Storm King is about the serious business of preserving art for future generations to come. There are even cautions posted in the lavatories explaining the “no touch” policy, because natural oils, dirt, sunscreen, bug spray, hand sanitizer or lotion on our hands can irreparably damage the surface of sculptures. Visitors are encouraged to look but not to touch or climb. As exceptions, there are select works designated for interaction.
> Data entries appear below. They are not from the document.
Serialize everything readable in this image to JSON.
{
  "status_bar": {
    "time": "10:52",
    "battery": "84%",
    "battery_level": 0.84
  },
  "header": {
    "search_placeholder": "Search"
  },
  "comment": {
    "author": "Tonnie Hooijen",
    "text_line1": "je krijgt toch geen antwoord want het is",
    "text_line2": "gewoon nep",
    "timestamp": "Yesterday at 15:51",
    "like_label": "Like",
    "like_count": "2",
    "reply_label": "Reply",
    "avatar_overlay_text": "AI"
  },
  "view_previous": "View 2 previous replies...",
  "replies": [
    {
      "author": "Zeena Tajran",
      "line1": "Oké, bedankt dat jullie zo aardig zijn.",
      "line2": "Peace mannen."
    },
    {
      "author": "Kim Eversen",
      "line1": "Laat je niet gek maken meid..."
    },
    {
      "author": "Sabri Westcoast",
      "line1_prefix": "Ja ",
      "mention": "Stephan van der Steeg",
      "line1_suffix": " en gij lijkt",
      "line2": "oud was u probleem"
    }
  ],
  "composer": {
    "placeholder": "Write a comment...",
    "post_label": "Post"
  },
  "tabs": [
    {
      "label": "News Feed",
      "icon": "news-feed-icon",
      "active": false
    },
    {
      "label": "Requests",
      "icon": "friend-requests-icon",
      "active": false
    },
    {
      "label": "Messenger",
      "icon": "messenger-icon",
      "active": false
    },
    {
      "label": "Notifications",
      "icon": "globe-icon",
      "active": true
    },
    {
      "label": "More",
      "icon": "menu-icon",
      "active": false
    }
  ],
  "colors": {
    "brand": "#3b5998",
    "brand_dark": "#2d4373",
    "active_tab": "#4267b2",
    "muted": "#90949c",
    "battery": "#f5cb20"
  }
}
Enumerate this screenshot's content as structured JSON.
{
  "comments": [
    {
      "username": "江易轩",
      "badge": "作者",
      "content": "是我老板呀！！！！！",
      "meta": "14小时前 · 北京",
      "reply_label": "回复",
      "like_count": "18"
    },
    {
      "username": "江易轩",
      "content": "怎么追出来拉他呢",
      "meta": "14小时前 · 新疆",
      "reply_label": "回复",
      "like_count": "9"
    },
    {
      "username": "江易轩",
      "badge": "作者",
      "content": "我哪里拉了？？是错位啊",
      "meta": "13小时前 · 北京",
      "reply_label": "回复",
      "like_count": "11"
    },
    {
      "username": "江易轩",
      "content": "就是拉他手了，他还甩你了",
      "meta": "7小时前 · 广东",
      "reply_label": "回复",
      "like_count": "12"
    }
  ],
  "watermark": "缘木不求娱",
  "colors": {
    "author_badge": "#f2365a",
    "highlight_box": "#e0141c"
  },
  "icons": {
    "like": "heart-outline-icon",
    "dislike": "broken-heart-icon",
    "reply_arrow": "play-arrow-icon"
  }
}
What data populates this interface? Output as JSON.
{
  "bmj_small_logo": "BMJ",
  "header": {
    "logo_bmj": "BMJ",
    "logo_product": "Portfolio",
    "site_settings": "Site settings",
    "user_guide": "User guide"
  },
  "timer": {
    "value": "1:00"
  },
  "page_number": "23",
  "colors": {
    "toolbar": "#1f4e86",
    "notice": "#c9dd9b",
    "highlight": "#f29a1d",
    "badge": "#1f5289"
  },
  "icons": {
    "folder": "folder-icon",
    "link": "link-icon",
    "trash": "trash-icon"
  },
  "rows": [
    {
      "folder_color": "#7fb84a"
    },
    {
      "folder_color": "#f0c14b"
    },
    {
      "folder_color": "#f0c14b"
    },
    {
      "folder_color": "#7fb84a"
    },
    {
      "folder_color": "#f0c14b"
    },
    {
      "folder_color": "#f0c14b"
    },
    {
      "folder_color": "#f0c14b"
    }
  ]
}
The interactive “Momo Taro” by Isamu Noguchi is the first sculpture to which Sophie ran for her initial photo op. Noguchi visited Storm King in 1977, surveyed the landscape, selected a site, then returned to his studio
on the Japanese island of Shikoku to work on “Momo Taro”. One of his assistants searched for boulders on the nearby island of Shodoshima, in the Seto Inland Sea, and found one too large to move; the boulder had to be split. The rock’s appearance after being split reminded his assistants of “Momo Taro”, an ancient folk hero who emerged from a peach pit to become the son of an elderly couple. The work was finished within a year and was installed in the spring of 1978. Today visitors are invited to enter, to sit and to unite their bodies with the work—to participate in its existence. Noguchi wished for children to climb in and sing inside the cavity. The “center” of the piece—the hollowed out “peach pit”—serves as a peaceful retreat. Even on the hottest summer days this interior remains cool.
Yes, once upon a time not so long ago we visited Storm King Art Center with three most delightful companions. We’ve brought home many happy memories and pictures of art and giants—enough to fill a storybook! We should write one!